Catherine Mathis, the New York Times Co's chief PR person, is leaving the company. Her next job is bound to be easier. The full staff memo and a slight appreciation, below.

Mathis has been with the company for more than a decade, and took on the head PR job just in time to see the flagship Paper of Record slide into unprecedented financial distress. Her job is not easy! She is smart to leave, all things considered!

Mathis handled the pressures of her job by being one of the most on-message, relentlessly focused PR people in all the media. She consistently took the time to answer even the paper's harshest critics. At the same time, she often said Absolutely.

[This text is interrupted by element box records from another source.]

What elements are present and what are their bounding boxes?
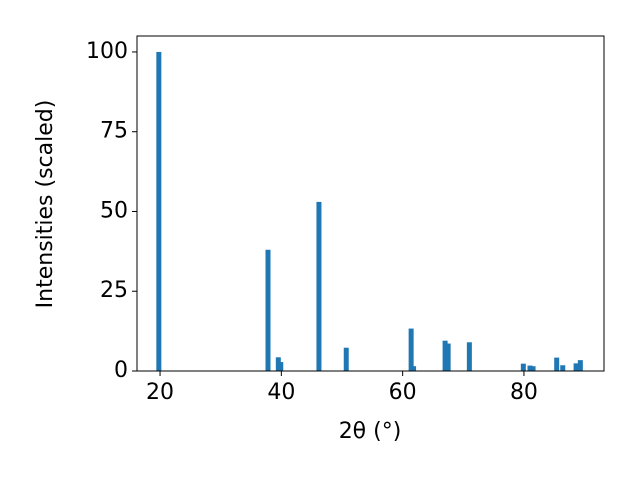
bar — [520, 363, 526, 371]
bar — [466, 342, 472, 371]
bar — [343, 347, 349, 371]
y-tick-label: 100 — [86, 39, 128, 64]
bar — [408, 328, 414, 371]
x-tick-label: 80 — [510, 380, 538, 405]
y-tick-label: 0 — [114, 358, 128, 383]
bar — [577, 360, 583, 371]
bar — [445, 343, 451, 371]
bar — [560, 365, 566, 371]
bar — [442, 340, 448, 371]
bar — [411, 366, 417, 371]
y-axis-label: Intensities (scaled) — [33, 100, 58, 309]
x-axis-label: 2θ (°) — [339, 419, 402, 444]
x-tick-label: 40 — [267, 380, 295, 405]
plot-frame — [136, 35, 605, 372]
bar — [527, 365, 533, 371]
y-tick-label: 50 — [100, 198, 128, 223]
bar — [316, 201, 322, 371]
x-tick-label: 60 — [389, 380, 417, 405]
y-tick-label: 75 — [100, 119, 128, 144]
y-tick-label: 25 — [100, 278, 128, 303]
bar — [265, 249, 271, 371]
bar — [530, 366, 536, 371]
x-tick-label: 20 — [146, 380, 174, 405]
bar — [156, 51, 162, 371]
bar — [554, 357, 560, 371]
bar — [573, 363, 579, 371]
bar — [278, 362, 284, 371]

Nothing. At all. Of value. Which of course is part of her job description! Still, we have a strange affinity for her and her colleagues, fighting the good fight with robotic intensity to help save a very flawed—and very good—paper. Plus at my last job she once invited me to lunch and showed me around the NYT building. It's fancy. Maybe too fancy. Staff memo:

Dear Colleagues,

With truly mixed emotions, I am writing to inform you that Catherine Mathis, senior vice president, corporate communications, has decided to take a new position as the senior vice president and head of Marketing & Communications for Standards & Poor's, a McGraw-Hill Company, and will be leaving at the end of August.

Catherine has been with the Company for twelve years and has served as the chief communications strategist and spokesperson through some of the most challenging chapters in our history. She has been a source of strength to me, our leadership team and her colleagues throughout the organization. She was always on duty, actively involved in managing the reputation of The Times brand, a major accomplishment, given the massive amount of coverage The Times Company generates on a daily basis.

For all that and much more, everyone at The New York Times Company is grateful to Catherine for her innumerable contributions and wishes her the best of luck.

Ethan Riegelhaupt, the Company's vice president for speechwriting and internal communications, will be taking over our corporate communications department on an interim basis, pending future personnel and administrative decisions.